Here's the scam that Penny Rust, a small-time con artist played by Rebel Wilson, runs in the opening scene of The Hustle: A sleazy bro walks into a bar, expecting to meet a beautiful, buxom woman he has spent a month courting on a dating app. Instead, he's greeted by Penny, who introduces herself as the woman's sister and makes up some cockamamie story about how her sister is really flat-chested but needs only $500 to get the augmentation to become the stunner he expected. And she takes Venmo if it's convenient to him.
It's a terrible, graceless, impossible scheme, made plausible only by the idiocy of her mark, which would still have to be world-historic in order for her to pull it off. But more crucially, it's the first sign that The Hustle will fail to seduce the most important mark in any heist movie: the audience. The screenwriters can layer one double-cross after another, but if there's no sense of elegance, sophistication and fun in the way a con film toys with expectation and pulls out the rug, then the con is doomed. And the cons don't get that much smoother or smarter here than the fake-boob gambit.
A year after being the best thing about Ocean's 8, a gender-flipped variation on the Ocean's Eleven, Anne Hathaway is back for a second gender-flipped remake of a remake, with greatly diminished returns. Part heist films, part buddy comedies, 1964's Bedtime Story and its more widely regarded 1988 remake, Dirty Rotten Scoundrels, turn on the collaboration between mismatched con artists — one a sophisticated Brit who targets the wealthy, the other a lowdown oaf who's looking to up his game. The first paired David Niven and Marlon Brando, the latter in a rare (and bizarre) comic role, and the second had Michael Caine and Steve Martin step ably into those respective parts. Hathaway and Wilson, an Aussie of cheerful vulgarity, seem like a winning combination.
The star chemistry never materializes, sullied by nonsensical scams, overly aggressive and cartoonish direction, and two lead performances that don't work together or apart. After that labored opening, there's still the lingering promise of a fizzy little comedy in the French Riviera, where Hathaway's Josephine Chesterfield makes an easy living separating ultrawealthy men from their money. When Penny follows her home, looking for a piece of the action, Josephine sees an opportunity to train her as a protégé and a partner for ever-more-lucrative scores. Once the two have successfully pulled off a few jobs together, they set their sights on a nerdy Mark Zuckerberg type (Alex Sharp) who has millions in dot-com dollars up for grabs.
The Hustle seizes on a theme, vocalized by Josephine, that justifies switching the gender roles from Bedtime Story and Dirty Rotten Scoundrels, arguing that women make better con artists because men always believe they're smarter.
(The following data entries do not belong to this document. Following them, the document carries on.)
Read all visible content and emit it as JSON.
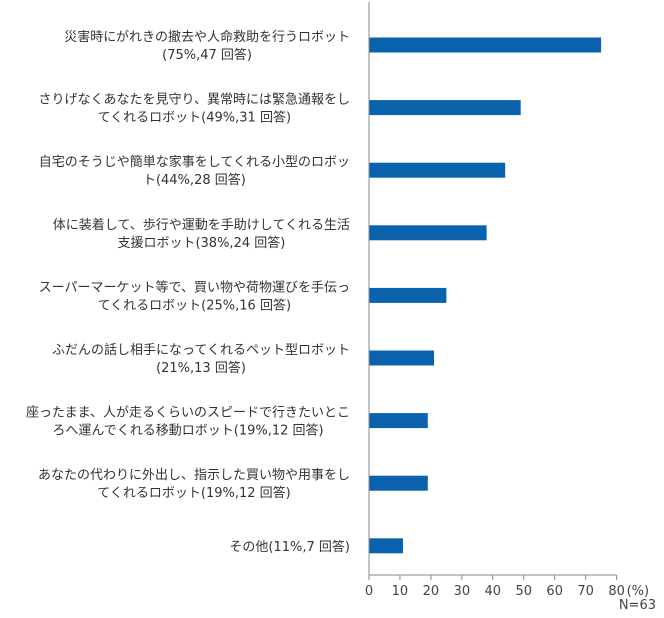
{
  "chart_data": {
    "type": "bar",
    "orientation": "horizontal",
    "categories": [
      [
        "災害時にがれきの撤去や人命救助を行うロボット",
        "(75%,47 回答)"
      ],
      [
        "さりげなくあなたを見守り、異常時には緊急通報をし",
        "てくれるロボット(49%,31 回答)"
      ],
      [
        "自宅のそうじや簡単な家事をしてくれる小型のロボッ",
        "ト(44%,28 回答)"
      ],
      [
        "体に装着して、歩行や運動を手助けしてくれる生活",
        "支援ロボット(38%,24 回答)"
      ],
      [
        "スーパーマーケット等で、買い物や荷物運びを手伝っ",
        "てくれるロボット(25%,16 回答)"
      ],
      [
        "ふだんの話し相手になってくれるペット型ロボット",
        "(21%,13 回答)"
      ],
      [
        "座ったまま、人が走るくらいのスピードで行きたいとこ",
        "ろへ運んでくれる移動ロボット(19%,12 回答)"
      ],
      [
        "あなたの代わりに外出し、指示した買い物や用事をし",
        "てくれるロボット(19%,12 回答)"
      ],
      [
        "その他(11%,7 回答)"
      ]
    ],
    "values": [
      75,
      49,
      44,
      38,
      25,
      21,
      19,
      19,
      11
    ],
    "xlim": [
      0,
      80
    ],
    "xticks": [
      "0",
      "10",
      "20",
      "30",
      "40",
      "50",
      "60",
      "70",
      "80"
    ],
    "unit_label": "(%)",
    "bar_color": "#0a62ad",
    "grid": false
  },
  "note": "N=63"
}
Her secret is simply to turn their perceived strength against them. Yet save for a nifty sleight of hand by Josephine at a casino, the thieving in The Hustle doesn't bear out her hypothesis because it relies on rank stupidity rather than a battle of wits. One "Lord of the Rings" scam, involving Josephine securing an engagement ring and Penny scaring the men away as her deranged sister, works three times within what appears to be a week or a month. How does she get a rock that fast?
Hathaway is so reliably excellent in comic, dramatic and musical roles that her stilted performance as Josephine comes as a shock, especially considering she had just stolen Ocean's 8 playing a deliciously haughty version of a Hollywood superstar. Here she works a British accent so unconvincing that Penny calls her out for its Julie Andrews quality and seems to hint that the film will reveal it as fake somewhere down the line. As for Wilson, she has always been inclined to go big and bawdy, but there's no evidence of a deeper character beyond improvised naughtiness and frequent pratfalls. It's fine that Hathaway and Wilson make an unlikely pair; it's less fine they make such an awkward pair.
The secret of a great con movie is to make a complicated job look easy, pulling off a stylish syncopation of many moving parts. The Hustle does the opposite, botching an unsophisticated job and scrambling desperately to make it seem like a snap.